Hallmark Channel Pulls Zola Ads Featuring Brides Kissing

The Hallmark Channel pulled four TV ads featuring brides kissing each other on Thursday after a targeted campaign by a conservative group.

Asked to explain why the ads had been rejected, an employee of Hallmark’s parent company said the channel did not accept ads “that are deemed controversial,” according to an email exchange shared with The New York Times. A spokesman for Hallmark said the women’s “public displays of affection” violated the channel’s policies, but he declined to comment on why a nearly identical ad featuring a bride and groom kissing was not rejected.

The series of six ads, for the wedding planning website Zola, first appeared on the Hallmark Channel on Dec. 2. The ads, which feature several configurations of couples, all offer variations on the same concept: While standing at the altar, couples ponder whether guests would have arrived on time and bought them better gifts if only they had created a custom wedding website with Zola.

In some of the ads, the couples kiss at the altar and in the aisle, surrounded by friends. Most of the ads feature a same-sex female couple along with heterosexual couples. One of the six ads focuses on only the lesbian couple.

Early this week, One Million Moms, a division of the conservative American Family Association that defines its mission as the “fight against indecency,” published a petition urging Hallmark to “please reconsider airing commercials with same-sex couples.”

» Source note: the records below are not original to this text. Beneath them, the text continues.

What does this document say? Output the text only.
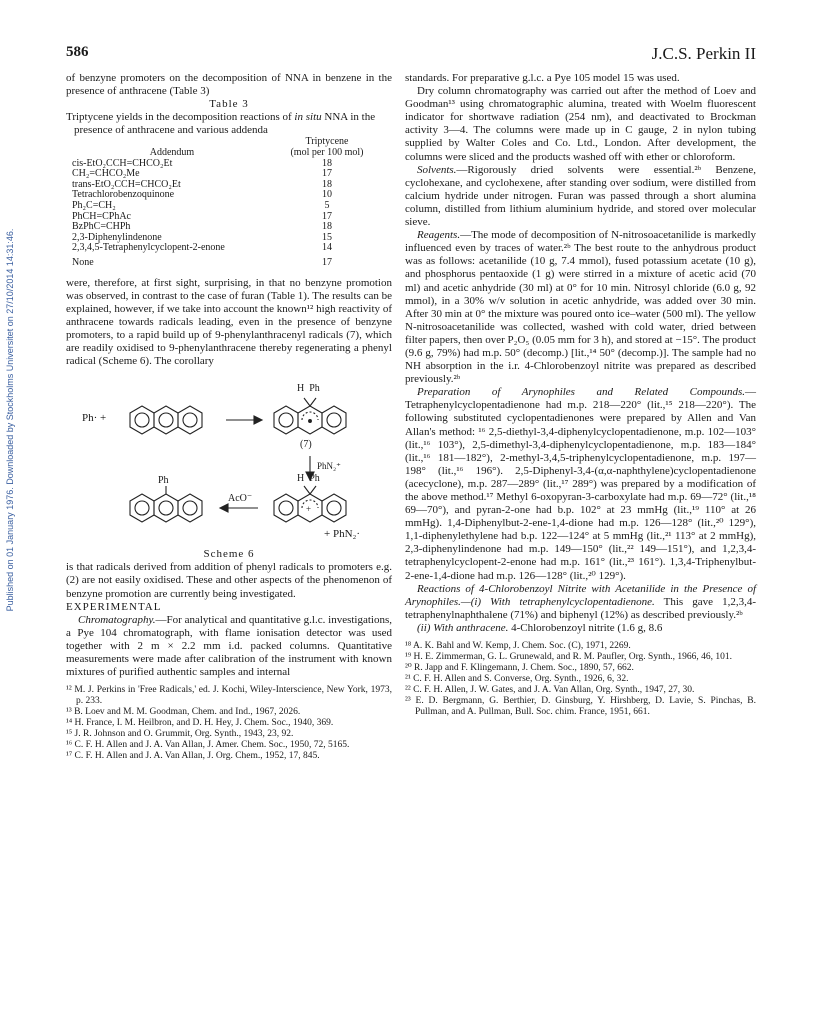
586	J.C.S. Perkin II
Published on 01 January 1976. Downloaded by Stockholms Universitet on 27/10/2014 14:31:46.

of benzyne promoters on the decomposition of NNA in benzene in the presence of anthracene (Table 3)

Table 3

Triptycene yields in the decomposition reactions of in situ NNA in the presence of anthracene and various addenda

	Triptycene
Addendum	(mol per 100 mol)
cis-EtO₂CCH=CHCO₂Et	18
CH₂=CHCO₂Me	17
trans-EtO₂CCH=CHCO₂Et	18
Tetrachlorobenzoquinone	10
Ph₂C=CH₂	5
PhCH=CPhAc	17
BzPhC=CHPh	18
2,3-Diphenylindenone	15
2,3,4,5-Tetraphenylcyclopent-2-enone	14
None	17

were, therefore, at first sight, surprising, in that no benzyne promotion was observed, in contrast to the case of furan (Table 1). The results can be explained, however, if we take into account the known¹² high reactivity of anthracene towards radicals leading, even in the presence of benzyne promoters, to a rapid build up of 9-phenylanthracenyl radicals (7), which are readily oxidised to 9-phenylanthracene thereby regenerating a phenyl radical (Scheme 6). The corollary

+
Ph· +
H  Ph
(7)
PhN₂⁺
H  Ph
Ph
AcO⁻
+ PhN₂·

Scheme 6

is that radicals derived from addition of phenyl radicals to promoters e.g. (2) are not easily oxidised. These and other aspects of the phenomenon of benzyne promotion are currently being investigated.

EXPERIMENTAL

Chromatography.—For analytical and quantitative g.l.c. investigations, a Pye 104 chromatograph, with flame ionisation detector was used together with 2 m × 2.2 mm i.d. packed columns. Quantitative measurements were made after calibration of the instrument with known mixtures of purified authentic samples and internal

¹² M. J. Perkins in 'Free Radicals,' ed. J. Kochi, Wiley-Interscience, New York, 1973, p. 233.

¹³ B. Loev and M. M. Goodman, Chem. and Ind., 1967, 2026.

¹⁴ H. France, I. M. Heilbron, and D. H. Hey, J. Chem. Soc., 1940, 369.

¹⁵ J. R. Johnson and O. Grummit, Org. Synth., 1943, 23, 92.

¹⁶ C. F. H. Allen and J. A. Van Allan, J. Amer. Chem. Soc., 1950, 72, 5165.

¹⁷ C. F. H. Allen and J. A. Van Allan, J. Org. Chem., 1952, 17, 845.

standards. For preparative g.l.c. a Pye 105 model 15 was used.

Dry column chromatography was carried out after the method of Loev and Goodman¹³ using chromatographic alumina, treated with Woelm fluorescent indicator for shortwave radiation (254 nm), and deactivated to Brockman activity 3—4. The columns were made up in C gauge, 2 in nylon tubing supplied by Walter Coles and Co. Ltd., London. After development, the columns were sliced and the products washed off with ether or chloroform.

Solvents.—Rigorously dried solvents were essential.²ᵇ Benzene, cyclohexane, and cyclohexene, after standing over sodium, were distilled from calcium hydride under nitrogen. Furan was passed through a short alumina column, distilled from lithium aluminium hydride, and stored over molecular sieve.

Reagents.—The mode of decomposition of N-nitrosoacetanilide is markedly influenced even by traces of water.²ᵇ The best route to the anhydrous product was as follows: acetanilide (10 g, 7.4 mmol), fused potassium acetate (10 g), and phosphorus pentaoxide (1 g) were stirred in a mixture of acetic acid (70 ml) and acetic anhydride (30 ml) at 0° for 10 min. Nitrosyl chloride (6.0 g, 92 mmol), in a 30% w/v solution in acetic anhydride, was added over 30 min. After 30 min at 0° the mixture was poured onto ice–water (500 ml). The yellow N-nitrosoacetanilide was collected, washed with cold water, dried between filter papers, then over P₂O₅ (0.05 mm for 3 h), and stored at −15°. The product (9.6 g, 79%) had m.p. 50° (decomp.) [lit.,¹⁴ 50° (decomp.)]. The sample had no NH absorption in the i.r. 4-Chlorobenzoyl nitrite was prepared as described previously.²ᵇ

Preparation of Arynophiles and Related Compounds.—Tetraphenylcyclopentadienone had m.p. 218—220° (lit.,¹⁵ 218—220°). The following substituted cyclopentadienones were prepared by Allen and Van Allan's method: ¹⁶ 2,5-diethyl-3,4-diphenylcyclopentadienone, m.p. 102—103° (lit.,¹⁶ 103°), 2,5-dimethyl-3,4-diphenylcyclopentadienone, m.p. 183—184° (lit.,¹⁶ 181—182°), 2-methyl-3,4,5-triphenylcyclopentadienone, m.p. 197—198° (lit.,¹⁶ 196°). 2,5-Diphenyl-3,4-(α,α-naphthylene)cyclopentadienone (acecyclone), m.p. 287—289° (lit.,¹⁷ 289°) was prepared by a modification of the above method.¹⁷ Methyl 6-oxopyran-3-carboxylate had m.p. 69—72° (lit.,¹⁸ 69—70°), and pyran-2-one had b.p. 102° at 23 mmHg (lit.,¹⁹ 110° at 26 mmHg). 1,4-Diphenylbut-2-ene-1,4-dione had m.p. 126—128° (lit.,²⁰ 129°), 1,1-diphenylethylene had b.p. 122—124° at 5 mmHg (lit.,²¹ 113° at 2 mmHg), 2,3-diphenylindenone had m.p. 149—150° (lit.,²² 149—151°), and 1,2,3,4-tetraphenylcyclopent-2-enone had m.p. 161° (lit.,²³ 161°). 1,3,4-Triphenylbut-2-ene-1,4-dione had m.p. 126—128° (lit.,²⁰ 129°).

Reactions of 4-Chlorobenzoyl Nitrite with Acetanilide in the Presence of Arynophiles.—(i) With tetraphenylcyclopentadienone. This gave 1,2,3,4-tetraphenylnaphthalene (71%) and biphenyl (12%) as described previously.²ᵇ

(ii) With anthracene. 4-Chlorobenzoyl nitrite (1.6 g, 8.6

¹⁸ A. K. Bahl and W. Kemp, J. Chem. Soc. (C), 1971, 2269.

¹⁹ H. E. Zimmerman, G. L. Grunewald, and R. M. Paufler, Org. Synth., 1966, 46, 101.

²⁰ R. Japp and F. Klingemann, J. Chem. Soc., 1890, 57, 662.

²¹ C. F. H. Allen and S. Converse, Org. Synth., 1926, 6, 32.

²² C. F. H. Allen, J. W. Gates, and J. A. Van Allan, Org. Synth., 1947, 27, 30.

²³ E. D. Bergmann, G. Berthier, D. Ginsburg, Y. Hirshberg, D. Lavie, S. Pinchas, B. Pullman, and A. Pullman, Bull. Soc. chim. France, 1951, 661.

A statement on the organization’s website announcing the campaign quotes an unnamed commenter on a Hallmark Channel message board: Why would you show a lesbian wedding commercial on the Hallmark Channel? Hallmark movies are family friendly, and you ruined it with the commercial.As of Friday evening, nearly 25,000 people had signed a petition to make Hallmark reconsider the commercials, according to the site.

On Thursday, Zola was notified that four of the six ads would be pulled. In the email exchange, an ad buyer representing Zola asks for an explanation of the decision.

“We are not allowed to accept creatives that are deemed controversial,” an account representative for Hallmark responded.

The Hallmark Channel spokesman suggested on Friday afternoon that the issue was the couple’s kissing. “The decision not to air overt public displays of affection in our sponsored advertisement, regardless of the participants, is in line with our current policy, which includes not featuring political advertisements, offensive language, R-rated movie content and many other categories,” he said.

Only four of the ads were rejected as controversial, however, according to the email exchange with Zola and several of the company’s representatives. In one of the two ads that were permitted to continue to air, a bride and groom kiss passionately at the altar.

On Friday evening, Crown Media Family Networks, the channel’s parent company, said in a statement that it had made the decision to pull the commercials.

“The debate surrounding these commercials on all sides was distracting from the purpose of our network, which is to provide entertainment value,” it said.

Mike Chi, the chief marketing officer of Zola, said he was taken aback by Hallmark’s decision to pull the ads. Zola has run ads featuring same-sex couples on the Hallmark channel previously, he said, without hiccups. He said he was not convinced that the issue was the kiss.

“The only difference between the commercials that were flagged and the ones that were approved was that the commercials that did not meet Hallmark’s standards included a lesbian couple kissing,” he said. “Hallmark approved a commercial where a heterosexual couple kissed. All kisses, couples and marriages are equal celebrations of love and we will no longer be advertising on Hallmark.”

Tensions over the ads coincided with a potential shift at the Hallmark Channel. This month Bill Abbott, Crown Media’s chief executive, announced that he was “open” to airing Christmas movies that feature L.G.B.T.Q. families, according to The Advocate.